Leonard: Did it ever occur to you that not everyone has the compulsive need to sort, organize and label the entire world around them?
Sheldon: No.

Quote from the episode The Big Bran Hypothesis

Sheldon: You might want to speak in a lower register.
Leonard: What?
Sheldon: Evolution has made women sensitive to high pitched noises while they sleep, so that they'll be roused by a crying baby. If you want to avoid waking her, speak in a lower register.
Leonard: That's ridiculous. (Penny snores.)
Sheldon: No, (lowering his voice) that's ridiculous.
Leonard: (In a lower register) Fine. I accept your premise, now please let's go.

Quote from the episode The Big Bran Hypothesis

Sheldon: I am truly sorry for what happened last night. I take full responsibility. And I hope that it won't color your opinion of Leonard, who is not only a wonderful guy, but also, I hear, a gentle and thorough lover. (Penny slams the door in Sheldon's face)
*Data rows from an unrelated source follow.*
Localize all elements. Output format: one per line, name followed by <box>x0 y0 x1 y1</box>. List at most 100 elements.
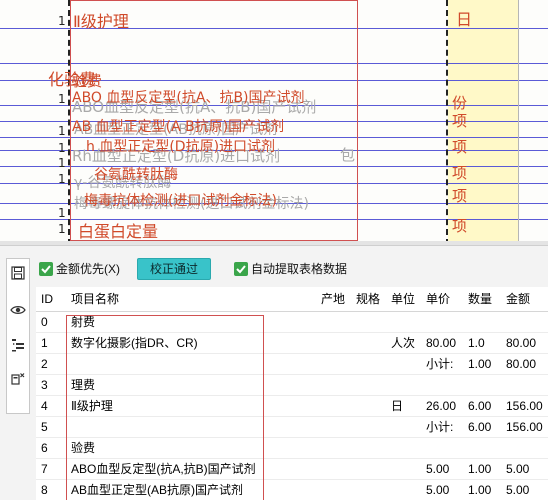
cell-unit[interactable] <box>386 458 421 480</box>
cell-id[interactable]: 7 <box>36 458 66 480</box>
cell-item-name[interactable]: 验费 <box>66 437 316 459</box>
cell-id[interactable]: 8 <box>36 479 66 500</box>
cell-item-name[interactable]: AB血型正定型(AB抗原)国产试剂 <box>66 479 316 500</box>
cell-item-name[interactable]: 理费 <box>66 374 316 396</box>
cell-unit[interactable] <box>386 353 421 375</box>
table-row[interactable]: 2 小计: 1.00 80.00 <box>36 353 548 375</box>
cell-amount[interactable]: 5.00 <box>501 479 548 500</box>
cell-unit-price[interactable]: 小计: <box>421 416 463 438</box>
cell-id[interactable]: 6 <box>36 437 66 459</box>
cell-id[interactable]: 0 <box>36 311 66 333</box>
table-row[interactable]: 3 理费 <box>36 374 548 396</box>
cell-amount[interactable]: 156.00 <box>501 416 548 438</box>
cell-amount[interactable]: 5.00 <box>501 458 548 480</box>
cell-unit[interactable]: 日 <box>386 395 421 417</box>
cell-unit-price[interactable]: 小计: <box>421 353 463 375</box>
cell-amount[interactable]: 80.00 <box>501 353 548 375</box>
cell-id[interactable]: 5 <box>36 416 66 438</box>
eye-icon[interactable] <box>9 302 27 320</box>
table-row[interactable]: 7 ABO血型反定型(抗A,抗B)国产试剂 5.00 1.00 5.00 <box>36 458 548 480</box>
cell-origin[interactable] <box>316 458 351 480</box>
cell-quantity[interactable]: 1.00 <box>463 479 501 500</box>
auto-extract-checkbox[interactable] <box>234 262 248 276</box>
ocr-selection-box[interactable] <box>70 0 358 241</box>
cell-item-name[interactable]: Ⅱ级护理 <box>66 395 316 417</box>
col-header-quantity[interactable]: 数量 <box>463 287 501 312</box>
col-header-spec[interactable]: 规格 <box>351 287 386 312</box>
cell-quantity[interactable]: 1.00 <box>463 353 501 375</box>
cell-unit-price[interactable] <box>421 374 463 396</box>
cell-item-name[interactable] <box>66 416 316 438</box>
cell-quantity[interactable]: 1.0 <box>463 332 501 354</box>
cell-unit[interactable] <box>386 374 421 396</box>
col-header-item-name[interactable]: 项目名称 <box>66 287 316 312</box>
col-header-amount[interactable]: 金额 <box>501 287 548 312</box>
col-header-id[interactable]: ID <box>36 287 66 312</box>
cell-spec[interactable] <box>351 332 386 354</box>
cell-amount[interactable]: 80.00 <box>501 332 548 354</box>
cell-origin[interactable] <box>316 332 351 354</box>
cell-spec[interactable] <box>351 416 386 438</box>
cell-unit-price[interactable]: 26.00 <box>421 395 463 417</box>
cell-unit-price[interactable]: 5.00 <box>421 458 463 480</box>
cell-unit-price[interactable]: 80.00 <box>421 332 463 354</box>
cell-spec[interactable] <box>351 311 386 333</box>
cell-unit-price[interactable] <box>421 311 463 333</box>
cell-item-name[interactable]: ABO血型反定型(抗A,抗B)国产试剂 <box>66 458 316 480</box>
cell-spec[interactable] <box>351 437 386 459</box>
cell-id[interactable]: 3 <box>36 374 66 396</box>
cell-spec[interactable] <box>351 479 386 500</box>
auto-extract-label[interactable]: 自动提取表格数据 <box>251 262 347 276</box>
save-icon[interactable] <box>9 265 27 283</box>
cell-origin[interactable] <box>316 374 351 396</box>
verify-pass-button[interactable]: 校正通过 <box>137 258 211 280</box>
cell-quantity[interactable] <box>463 437 501 459</box>
cell-unit-price[interactable] <box>421 437 463 459</box>
table-row[interactable]: 8 AB血型正定型(AB抗原)国产试剂 5.00 1.00 5.00 <box>36 479 548 500</box>
col-header-unit-price[interactable]: 单价 <box>421 287 463 312</box>
cell-id[interactable]: 1 <box>36 332 66 354</box>
table-row[interactable]: 1 数字化摄影(指DR、CR) 人次 80.00 1.0 80.00 <box>36 332 548 354</box>
cell-quantity[interactable]: 6.00 <box>463 395 501 417</box>
table-row[interactable]: 6 验费 <box>36 437 548 459</box>
cell-quantity[interactable]: 1.00 <box>463 458 501 480</box>
table-row[interactable]: 4 Ⅱ级护理 日 26.00 6.00 156.00 <box>36 395 548 417</box>
cell-item-name[interactable]: 数字化摄影(指DR、CR) <box>66 332 316 354</box>
cell-quantity[interactable]: 6.00 <box>463 416 501 438</box>
cell-unit[interactable] <box>386 416 421 438</box>
amount-first-label[interactable]: 金额优先(X) <box>56 262 120 276</box>
row-number: 1 <box>58 206 66 220</box>
cell-origin[interactable] <box>316 353 351 375</box>
cell-spec[interactable] <box>351 395 386 417</box>
cell-spec[interactable] <box>351 353 386 375</box>
cell-item-name[interactable] <box>66 353 316 375</box>
table-row[interactable]: 0 射费 <box>36 311 548 333</box>
cell-origin[interactable] <box>316 479 351 500</box>
cell-origin[interactable] <box>316 311 351 333</box>
cell-unit[interactable] <box>386 311 421 333</box>
cell-unit[interactable] <box>386 437 421 459</box>
cell-spec[interactable] <box>351 374 386 396</box>
cell-quantity[interactable] <box>463 374 501 396</box>
cell-unit[interactable] <box>386 479 421 500</box>
cell-id[interactable]: 2 <box>36 353 66 375</box>
cell-amount[interactable] <box>501 437 548 459</box>
cell-amount[interactable]: 156.00 <box>501 395 548 417</box>
cell-spec[interactable] <box>351 458 386 480</box>
cell-amount[interactable] <box>501 374 548 396</box>
amount-first-checkbox[interactable] <box>39 262 53 276</box>
col-header-unit[interactable]: 单位 <box>386 287 421 312</box>
cell-origin[interactable] <box>316 416 351 438</box>
cell-amount[interactable] <box>501 311 548 333</box>
cell-origin[interactable] <box>316 437 351 459</box>
table-row[interactable]: 5 小计: 6.00 156.00 <box>36 416 548 438</box>
cell-id[interactable]: 4 <box>36 395 66 417</box>
col-header-origin[interactable]: 产地 <box>316 287 351 312</box>
cell-quantity[interactable] <box>463 311 501 333</box>
cell-origin[interactable] <box>316 395 351 417</box>
cell-item-name[interactable]: 射费 <box>66 311 316 333</box>
cell-unit[interactable]: 人次 <box>386 332 421 354</box>
delete-row-icon[interactable] <box>9 371 27 389</box>
list-indent-icon[interactable] <box>9 337 27 355</box>
cell-unit-price[interactable]: 5.00 <box>421 479 463 500</box>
Quote from the episode The Big Bran Hypothesis

Leonard: Six two inch dowels.
Sheldon: Check.
Leonard: One package, Phillips head screws.
Sheldon: Check.
Penny: Guys, seriously, I grew up on a farm, okay. I rebuilt a tractor engine when I was like twelve. I think I can put together a cheap Swedish media center.
Leonard: No, please. We insist, it's the least we can do considering.
Sheldon: Considering what? How great this place looks?

Quote from the episode The Big Bran Hypothesis

Penny: Well, uh, it looked pretty good in the store.
Leonard: It is an inefficient design. For example, Penny has a flat screen TV, which means all the space behind it is wasted.
Sheldon: We could put her stereo back there.
Leonard: And control it how?
Sheldon: Run an infra-red repeater, photocell here, emitter here, easy peasy.
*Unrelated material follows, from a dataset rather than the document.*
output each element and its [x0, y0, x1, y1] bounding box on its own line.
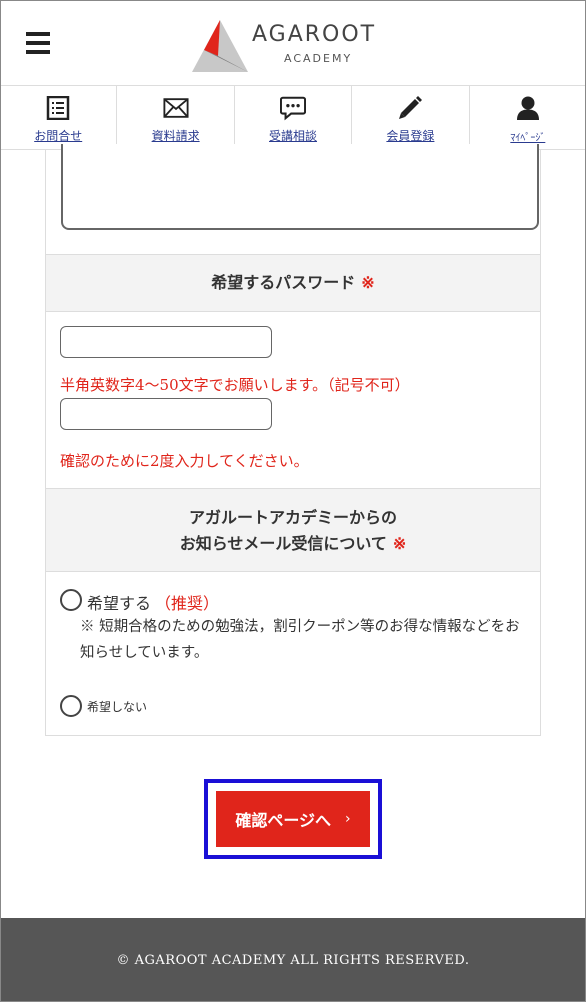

Quote from the episode Pilot

Penny: I'm a Sagittarius, which probably tells you way more than you need to know.
Sheldon: Yes, it tells us that you participate in the mass cultural delusion that the suns apparent position relative to arbitrarily defined constellations at the time of your birth somehow affects your personality.
Penny: (puzzled) Participate in the what?

Quote from the episode Pilot

Leonard: We need to widen our circle.
Sheldon: I have a very wide circle. I have 212 friends on myspace.
Leonard: Yes, and youve never met one of them.
Sheldon: Thats the beauty of it.

Quote from the episode Pilot

Sheldon: What if she ends up with a toddler who doesn't know if he should use an integral or a differential to solve for the area under a curve?
Leonard: I'm sure she'll still love him.
Sheldon: I wouldn't.

Quote from the episode Pilot

Penny: I'm so sorry. I really thought if you guys went instead of me, he wouldn't be such an ass.
Leonard: No, it was a valid hypothesis.
Sheldon: "Was a valid hypo-" . What is happening to you?
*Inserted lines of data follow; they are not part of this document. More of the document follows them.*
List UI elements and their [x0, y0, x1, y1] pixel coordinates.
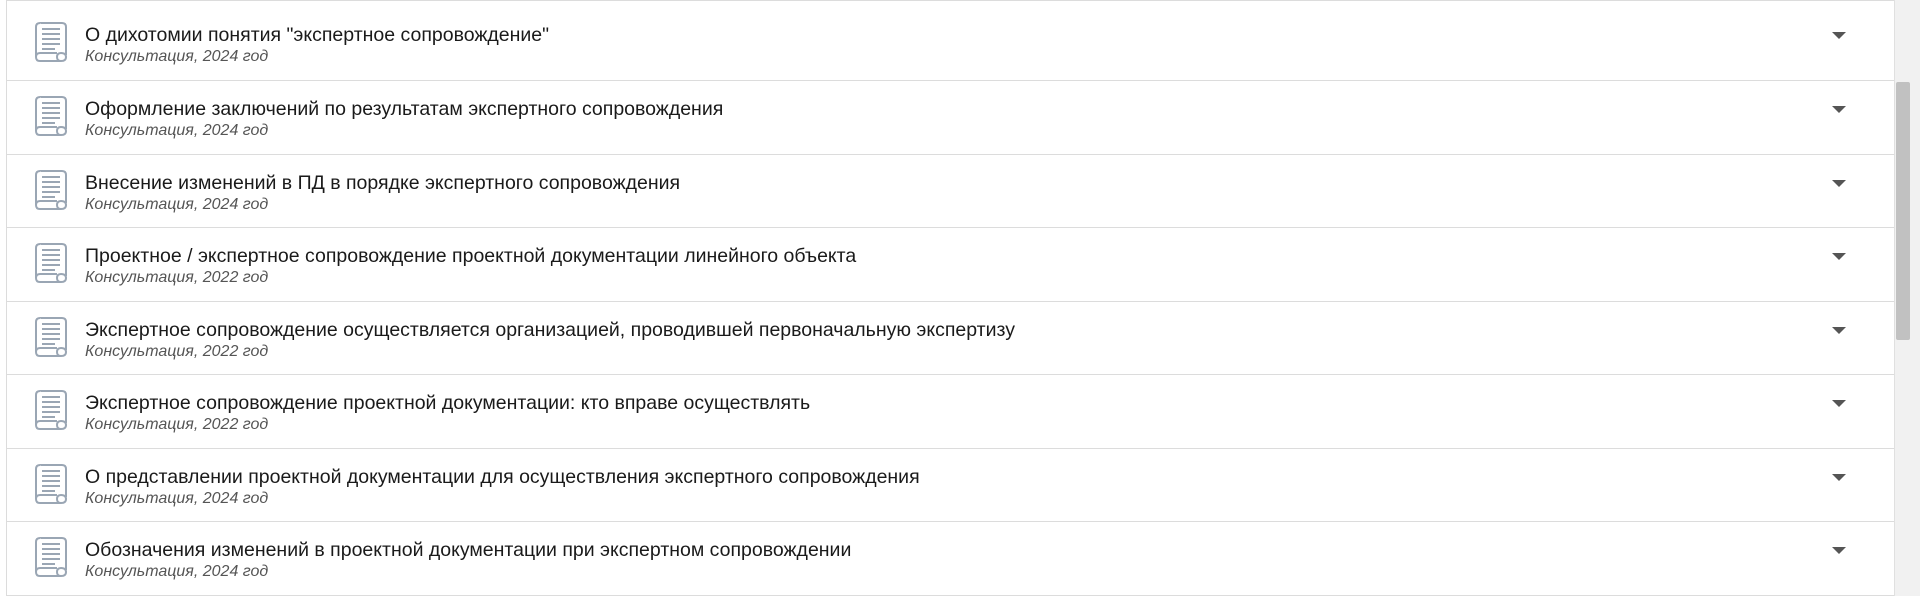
item-text: Экспертное сопровождение осуществляется …	[85, 318, 1794, 362]
scrollbar-thumb[interactable]	[1896, 82, 1910, 340]
document-scroll-icon	[35, 316, 68, 357]
item-title[interactable]: О представлении проектной документации д…	[85, 465, 1794, 489]
list-item[interactable]: О представлении проектной документации д…	[7, 449, 1894, 522]
item-text: Внесение изменений в ПД в порядке экспер…	[85, 171, 1794, 215]
list-item[interactable]: Внесение изменений в ПД в порядке экспер…	[7, 155, 1894, 228]
document-scroll-icon	[35, 243, 68, 283]
document-scroll-icon	[35, 390, 68, 430]
item-title[interactable]: Обозначения изменений в проектной докуме…	[85, 538, 1794, 562]
item-meta: Консультация, 2022 год	[85, 342, 269, 360]
document-scroll-icon	[35, 169, 68, 210]
item-meta: Консультация, 2024 год	[85, 122, 269, 139]
list-item[interactable]: Экспертное сопровождение проектной докум…	[7, 375, 1894, 449]
chevron-down-icon[interactable]	[1830, 322, 1848, 340]
item-meta: Консультация, 2022 год	[85, 416, 269, 433]
item-title[interactable]: Проектное / экспертное сопровождение про…	[85, 244, 1794, 268]
chevron-down-icon[interactable]	[1830, 101, 1848, 119]
chevron-down-icon[interactable]	[1830, 175, 1848, 193]
item-meta: Консультация, 2024 год	[85, 563, 269, 580]
list-item[interactable]: Экспертное сопровождение осуществляется …	[7, 302, 1894, 375]
item-text: Оформление заключений по результатам экс…	[85, 97, 1794, 141]
item-title[interactable]: Оформление заключений по результатам экс…	[85, 97, 1794, 121]
item-text: Обозначения изменений в проектной докуме…	[85, 538, 1794, 582]
results-viewport: О дихотомии понятия "экспертное сопровож…	[0, 0, 1920, 596]
item-text: О дихотомии понятия "экспертное сопровож…	[85, 23, 1794, 67]
item-title[interactable]: Экспертное сопровождение проектной докум…	[85, 391, 1794, 415]
item-meta: Консультация, 2024 год	[85, 489, 269, 507]
item-title[interactable]: Экспертное сопровождение осуществляется …	[85, 318, 1794, 342]
item-title[interactable]: Внесение изменений в ПД в порядке экспер…	[85, 171, 1794, 195]
item-meta: Консультация, 2022 год	[85, 269, 269, 286]
item-title[interactable]: О дихотомии понятия "экспертное сопровож…	[85, 23, 1794, 47]
list-item[interactable]: О дихотомии понятия "экспертное сопровож…	[7, 1, 1894, 81]
item-meta: Консультация, 2024 год	[85, 48, 269, 65]
chevron-down-icon[interactable]	[1830, 248, 1848, 266]
document-scroll-icon	[35, 96, 68, 136]
list-item[interactable]: Проектное / экспертное сопровождение про…	[7, 228, 1894, 302]
scrollbar-divider	[1894, 0, 1895, 596]
list-item[interactable]: Оформление заключений по результатам экс…	[7, 81, 1894, 155]
results-list: О дихотомии понятия "экспертное сопровож…	[6, 0, 1895, 596]
item-text: Экспертное сопровождение проектной докум…	[85, 391, 1794, 435]
item-text: Проектное / экспертное сопровождение про…	[85, 244, 1794, 288]
item-meta: Консультация, 2024 год	[85, 195, 269, 213]
item-text: О представлении проектной документации д…	[85, 465, 1794, 509]
document-scroll-icon	[35, 463, 68, 504]
document-scroll-icon	[35, 537, 68, 577]
chevron-down-icon[interactable]	[1830, 542, 1848, 560]
chevron-down-icon[interactable]	[1830, 469, 1848, 487]
document-scroll-icon	[35, 22, 68, 62]
chevron-down-icon[interactable]	[1830, 395, 1848, 413]
chevron-down-icon[interactable]	[1830, 27, 1848, 45]
list-item[interactable]: Обозначения изменений в проектной докуме…	[7, 522, 1894, 596]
Quote from the episode Pilot

Sheldon: Um, Penny, that's where I sit.
Penny: So, sit next to me.
Sheldon: No, I sit there.
Penny: What's the difference?
Sheldon: "What's the difference"?
Leonard: Here we go.
Sheldon: In the winter that seat is close enough to the radiator to remain warm, and yet not so close as to cause perspiration. In the summer it's directly in the path of a cross breeze created by open windows, there and there. It faces the television at an angle that is neither direct, thus discouraging conversation, nor so far wide to create a parallax distortion. I could go on, but I think I've made my point.

Quote from the episode Pilot

Leonard: New neighbor?
Sheldon: It seems so.
Leonard: Significant improvement over the old neighbor.
Sheldon: A 200 pound transvestite with a skin condition, yes, she is.